These students eventually became stateless, wandering around aimlessly and seeking other countries for better asylum.
“Our graves are everywhere,” says an elderly man on screen. “Scattered everywhere across the world.”
The man is one of the 10 exiles interviewed in the 2022 documentary Eksil (The Exile), directed and produced by filmmaker Lola Amaria. They were students, encouraged by the country’s founding father then president Sukarno to seek scholarships abroad, many in Communist countries, and help build Indonesia afterward.
But following the Sept. 30 Movement in 1965, known by its politically laden abbreviation G30S/PKI, they could not return home for decades. Eventually, their study countries became their homes.
“I didn’t think our exile would last so long,” Hartoni Ubes, who resides in the Czech Republic, says in the documentary.
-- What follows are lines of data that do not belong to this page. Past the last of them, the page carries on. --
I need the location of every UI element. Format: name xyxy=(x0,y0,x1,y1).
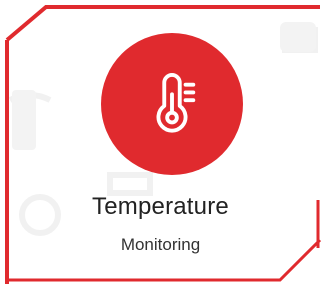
thermometer-icon xyxy=(156,73,196,133)
card-title: Temperature xyxy=(92,193,229,220)
card-subtitle: Monitoring xyxy=(120,235,201,254)
icon-badge xyxy=(101,33,243,175)
temperature-monitoring-card[interactable]: Temperature Monitoring xyxy=(0,0,321,284)
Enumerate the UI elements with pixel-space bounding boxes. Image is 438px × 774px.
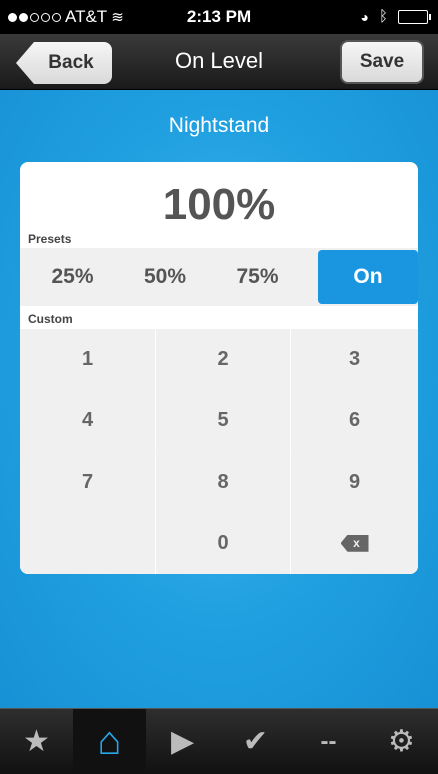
key-blank xyxy=(20,513,155,574)
presets-row: 25% 50% 75% On xyxy=(20,248,418,306)
alarm-icon: ◕ xyxy=(360,8,369,25)
gear-icon: ⚙ xyxy=(388,725,415,758)
clapperboard-icon: ▶ xyxy=(170,725,195,758)
tab-bar: ★ ⌂ ▶ ✔ -- ⚙ xyxy=(0,708,438,774)
backspace-button[interactable]: x xyxy=(291,513,418,574)
check-icon: ✔ xyxy=(242,725,269,758)
key-4[interactable]: 4 xyxy=(20,390,155,451)
dash-icon: -- xyxy=(320,727,337,755)
level-card: 100% Presets 25% 50% 75% On Custom 1 2 3… xyxy=(20,162,418,574)
key-7[interactable]: 7 xyxy=(20,452,155,513)
key-2[interactable]: 2 xyxy=(155,329,291,390)
key-3[interactable]: 3 xyxy=(291,329,418,390)
tab-more[interactable]: -- xyxy=(292,709,365,774)
level-value: 100% xyxy=(162,180,276,229)
key-1[interactable]: 1 xyxy=(20,329,155,390)
device-name: Nightstand xyxy=(168,114,270,137)
tab-home[interactable]: ⌂ xyxy=(73,709,146,774)
keypad: 1 2 3 4 5 6 7 8 9 0 x xyxy=(20,329,418,574)
key-6[interactable]: 6 xyxy=(291,390,418,451)
preset-25-button[interactable]: 25% xyxy=(20,265,125,289)
tab-status[interactable]: ✔ xyxy=(219,709,292,774)
preset-50-button[interactable]: 50% xyxy=(125,265,205,289)
key-8[interactable]: 8 xyxy=(155,451,291,513)
battery-icon xyxy=(398,9,431,24)
preset-75-button[interactable]: 75% xyxy=(205,265,310,289)
main-area: Nightstand 100% Presets 25% 50% 75% On C… xyxy=(0,90,438,708)
bluetooth-icon: ᛒ xyxy=(378,8,388,25)
tab-scenes[interactable]: ▶ xyxy=(146,709,219,774)
key-9[interactable]: 9 xyxy=(291,452,418,513)
key-5[interactable]: 5 xyxy=(155,390,291,452)
preset-on-button[interactable]: On xyxy=(318,250,418,304)
home-icon: ⌂ xyxy=(97,719,122,763)
save-button[interactable]: Save xyxy=(340,40,424,84)
custom-label: Custom xyxy=(28,312,73,326)
status-bar: AT&T ≋ 2:13 PM ◕ ᛒ xyxy=(0,0,438,34)
star-icon: ★ xyxy=(23,725,50,758)
nav-bar: Back On Level Save xyxy=(0,34,438,90)
presets-label: Presets xyxy=(28,232,72,246)
backspace-icon: x xyxy=(340,534,369,552)
key-0[interactable]: 0 xyxy=(155,512,291,574)
tab-settings[interactable]: ⚙ xyxy=(365,709,438,774)
tab-favorites[interactable]: ★ xyxy=(0,709,73,774)
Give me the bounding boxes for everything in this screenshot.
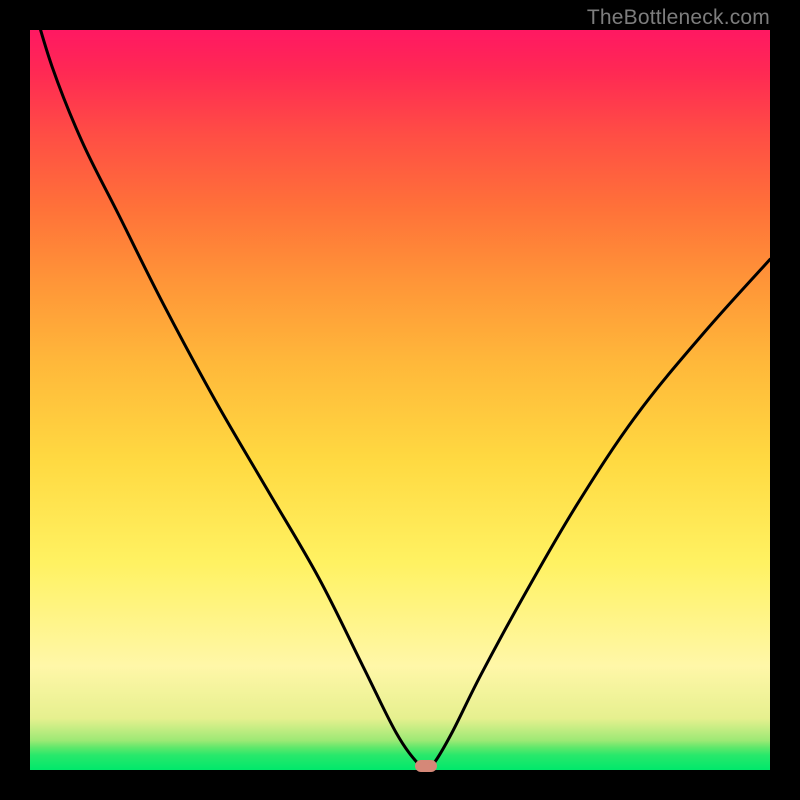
plot-area bbox=[30, 30, 770, 770]
minimum-marker bbox=[415, 760, 437, 772]
bottleneck-curve bbox=[30, 30, 770, 770]
chart-frame: TheBottleneck.com bbox=[0, 0, 800, 800]
attribution-text: TheBottleneck.com bbox=[587, 6, 770, 30]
Hartoni was 22 years old when the G30S/PKI incident happened. Like many scholarship awardees at the time, he was stuck abroad as the government, with Lt. Gen. Soeharto leading the troops, went on a bloody clampdown on communists from 1965 to 1966. At least half a million people were killed in the massacre and millions of others imprisoned without trial.
Students like Hartoni, who listened to the news from their universities across Europe and Asia, initially stayed put and avoided danger back home. But later, their political views were also put under scrutiny.
“The Indonesian Embassy in Moscow summoned us twice,” another exile I Gede Arka says in the film. The first time was to have them sign a statement condemning the assassination of the generals in G30S/PKI, which the students signed.